Moreover, a contrary result would not comport with the long-recognized rule that the Workmen’s Compensation Act is to be liberally construed to accomplish its humanitarian purpose of assisting injured workers and their families. James v. Irrigation Motor & Pump Co., Inc., *361180 Colo. 195, 503 P.2d 1025 (1972). Clearly the overriding legislative purpose in enacting the statute now before us was that this kind of industrial illness claim be compensated. The method of determining which of several employers should pay a particular claim was obviously a secondary consideration.

Absent a clear legislative directive, we will not construe the act to cut off recovery where an employee has left Colorado after having incurred substantial injurious exposure to hazardous conditions here. Such a construction would deprive a worker who had been subjected to years of injurious exposure in Colorado of all rights to Colorado compensation if, for example, economic conditions forced him or her to move to another state to find similar employment. See Wagner v. LaSalle Foundry Co. (dissenting opinion), supra, followed in Smith v. Lawrence Baking Co., supra. In cases such as this one, if the state to which a worker moved also denied compensation, he and his survivors would be denied all recovery, on the happenstance of the last employer’s location beyond a state boundary, a factor unrelated to risk or duration of exposure. Such a rule would fly in the face of the modern-day mobility of the work force.

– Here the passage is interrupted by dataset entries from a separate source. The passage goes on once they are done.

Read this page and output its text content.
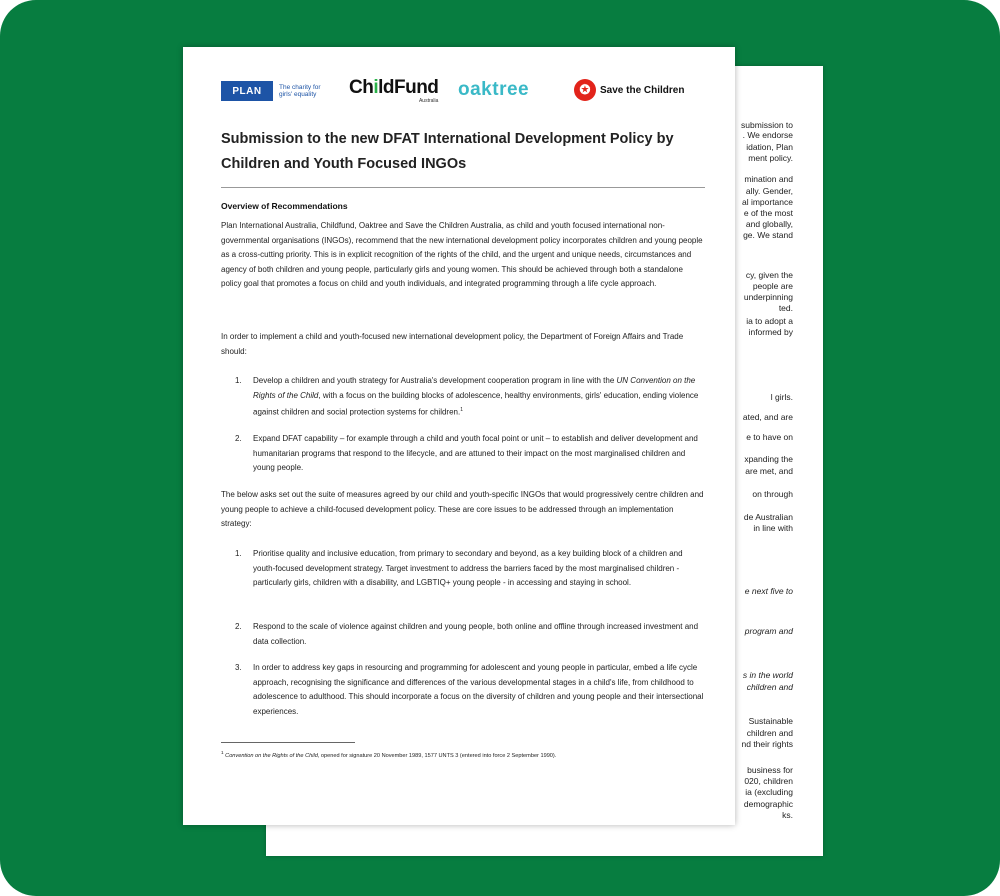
submission to
. We endorse
idation, Plan
ment policy.
mination and
ally. Gender,
al importance
e of the most
and globally,
ge. We stand
cy, given the
people are
underpinning
ted.
ia to adopt a
informed by
l girls.
ated, and are
e to have on
xpanding the
are met, and
on through
de Australian
in line with
e next five to
program and
s in the world
children and
Sustainable
children and
nd their rights
business for
020, children
ia (excluding
demographic
ks.
PLAN	The charity for girls' equality	ChildFund
Australia
oaktree	✪ Save the Children
Submission to the new DFAT International Development Policy by Children and Youth Focused INGOs
Overview of Recommendations

Plan International Australia, Childfund, Oaktree and Save the Children Australia, as child and youth focused international non-governmental organisations (INGOs), recommend that the new international development policy incorporates children and young people as a cross-cutting priority. This is in explicit recognition of the rights of the child, and the urgent and unique needs, circumstances and agency of both children and young people, particularly girls and young women. This should be achieved through both a standalone policy goal that promotes a focus on child and youth individuals, and integrated programming through a life cycle approach.

In order to implement a child and youth-focused new international development policy, the Department of Foreign Affairs and Trade should:

1.	Develop a children and youth strategy for Australia's development cooperation program in line with the UN Convention on the Rights of the Child, with a focus on the building blocks of adolescence, healthy environments, girls' education, ending violence against children and social protection systems for children.$^1$
2.	Expand DFAT capability – for example through a child and youth focal point or unit – to establish and deliver development and humanitarian programs that respond to the lifecycle, and are attuned to their impact on the most marginalised children and young people.

The below asks set out the suite of measures agreed by our child and youth-specific INGOs that would progressively centre children and young people to achieve a child-focused development policy. These are core issues to be addressed through an implementation strategy:

1.	Prioritise quality and inclusive education, from primary to secondary and beyond, as a key building block of a children and youth-focused development strategy. Target investment to address the barriers faced by the most marginalised children - particularly girls, children with a disability, and LGBTIQ+ young people - in accessing and staying in school.
2.	Respond to the scale of violence against children and young people, both online and offline through increased investment and data collection.
3.	In order to address key gaps in resourcing and programming for adolescent and young people in particular, embed a life cycle approach, recognising the significance and differences of the various developmental stages in a child's life, from childhood to adolescence to adulthood. This should incorporate a focus on the diversity of children and young people and their intersectional experiences.
$^1$ Convention on the Rights of the Child, opened for signature 20 November 1989, 1577 UNTS 3 (entered into force 2 September 1990).
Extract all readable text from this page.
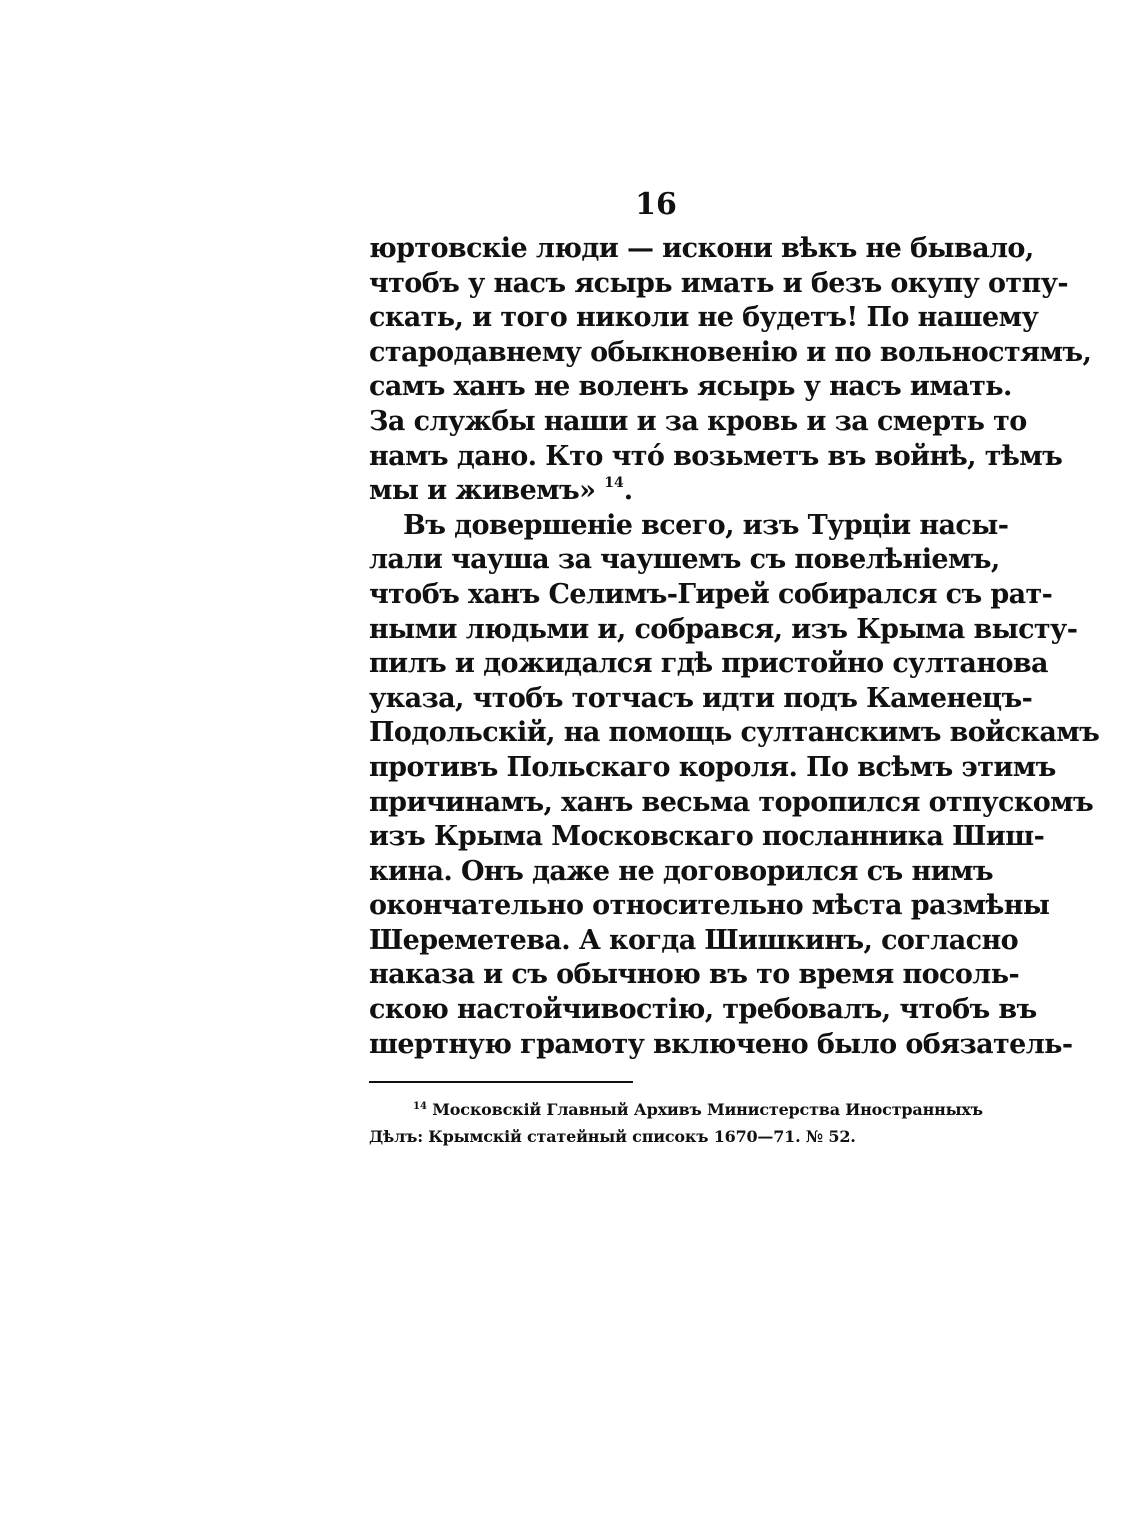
16
юртовскіе люди — искони вѣкъ не бывало,
чтобъ у насъ ясырь имать и безъ окупу отпу-
скать, и того николи не будетъ! По нашему
стародавнему обыкновенію и по вольностямъ,
самъ ханъ не воленъ ясырь у насъ имать.
За службы наши и за кровь и за смерть то
намъ дано. Кто что́ возьметъ въ войнѣ, тѣмъ
мы и живемъ» $^{14}$.
Въ довершеніе всего, изъ Турціи насы-
лали чауша за чаушемъ съ повелѣніемъ,
чтобъ ханъ Селимъ-Гирей собирался съ рат-
ными людьми и, собрався, изъ Крыма высту-
пилъ и дожидался гдѣ пристойно султанова
указа, чтобъ тотчасъ идти подъ Каменецъ-
Подольскій, на помощь султанскимъ войскамъ
противъ Польскаго короля. По всѣмъ этимъ
причинамъ, ханъ весьма торопился отпускомъ
изъ Крыма Московскаго посланника Шиш-
кина. Онъ даже не договорился съ нимъ
окончательно относительно мѣста размѣны
Шереметева. А когда Шишкинъ, согласно
наказа и съ обычною въ то время посоль-
скою настойчивостію, требовалъ, чтобъ въ
шертную грамоту включено было обязатель-
$^{14}$ Московскій Главный Архивъ Министерства Иностранныхъ
Дѣлъ: Крымскій статейный списокъ 1670—71. № 52.
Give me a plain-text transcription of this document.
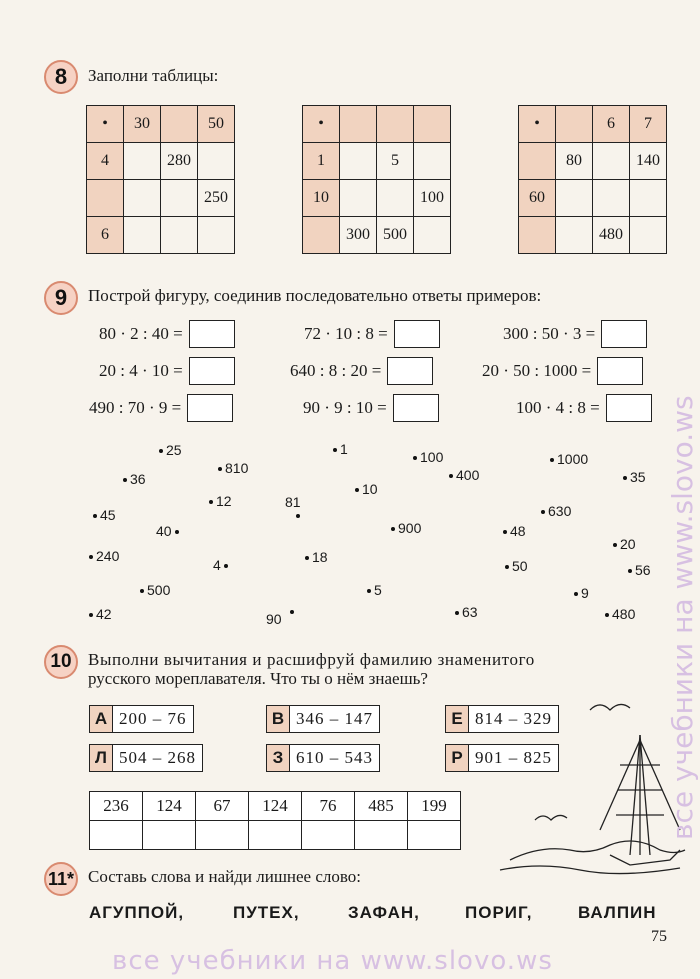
8	Заполни таблицы:
•	30		50
4		280	
			250
6			
•			
1		5	
10			100
	300	500	
•		6	7
	80		140
60			
		480	
9	Построй фигуру, соединив последовательно ответы примеров:
80 · 2 : 40 =	72 · 10 : 8 =	300 : 50 · 3 =
20 : 4 · 10 =	640 : 8 : 20 =	20 · 50 : 1000 =
490 : 70 · 9 =	90 · 9 : 10 =	100 · 4 : 8 =
25	1	100	1000
36
810	400	35
10
12	81
630
45
900	48
40
20
240	18
4	50	56
500	5	9
42	90	63	480
10 Выполни вычитания и расшифруй фамилию знаменитого
русского мореплавателя. Что ты о нём знаешь?
А 200 – 76	В 346 – 147	Е 814 – 329
Л 504 – 268	З 610 – 543	Р 901 – 825
236	124	67	124	76	485	199

11* Составь слова и найди лишнее слово:
АГУППОЙ,	ПУТЕХ,	ЗАФАН,	ПОРИГ,	ВАЛПИН
75
все учебники на www.slovo.ws
все учебники на www.slovo.ws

As we conceive the issue, it is one of causation. The general assembly, as a matter of policy, has assigned total responsibility to the employer who last exposed the worker to harm, and that employer must pay the entire loss including any portion actually inflicted by previous employers whether inside or outside Colorado. If prior exposure outside Colorado may be disregarded in assigning liability to the last employer, we see no logical reason why later exposure while outside Colorado may not also be disregarded. The result, seemingly harsh in its requirement that one employer pay for portions of the loss caused by others, is not unlike the usual rule of proximate cause in tort cases. That familiar rule saddles one of several tortfeasors, each of whom was a substantial factor in bringing about the loss, with paying the entire loss caused by all.3 There, as here, the law favors a prompt, efficient remedy for the injured person.

Therefore, we hold that C.R.S. 1963, 81-18-13(1), when considered in light of the purpose and intent of the entire Workmen’s Compensation Act, must be read to refer to the last Colorado employer when it designates the employer who shall be liable.

Accordingly, the judgment of the court of appeals is reversed, and the cause is remanded with directions that the Industrial Commission’s order be reinstated.

*362MR. JUSTICE GROVES does not participate.

Vanadium Corp. of America v. Garner, 39 Colo. App. 207, 565 P.2d 964 (1977).

C.R.S. 1963, 81-18-13(1) was in force at the time of death and is therefore applicable to this case. Tucker v. Claimants in Death of Gonzales, 37 Colo. App. 252, 546 P.2d 1271 (1975).

Roberts v. Fisher, 169 Colo. 288, 455 P.2d 871 (1969); Matt Skorey Packard Co. v. Canino, 142 Colo. 411, 350 P.2d 1069 (1960); Reaves v. Horton, 33 Colo. App. 186, 518 P.2d 1380 (1973), aff'd in part and rev’d in part on other grounds, 186 Colo. 149, 526 P.2d 304 (1973); Colo. J. I. 9:1, 9:26.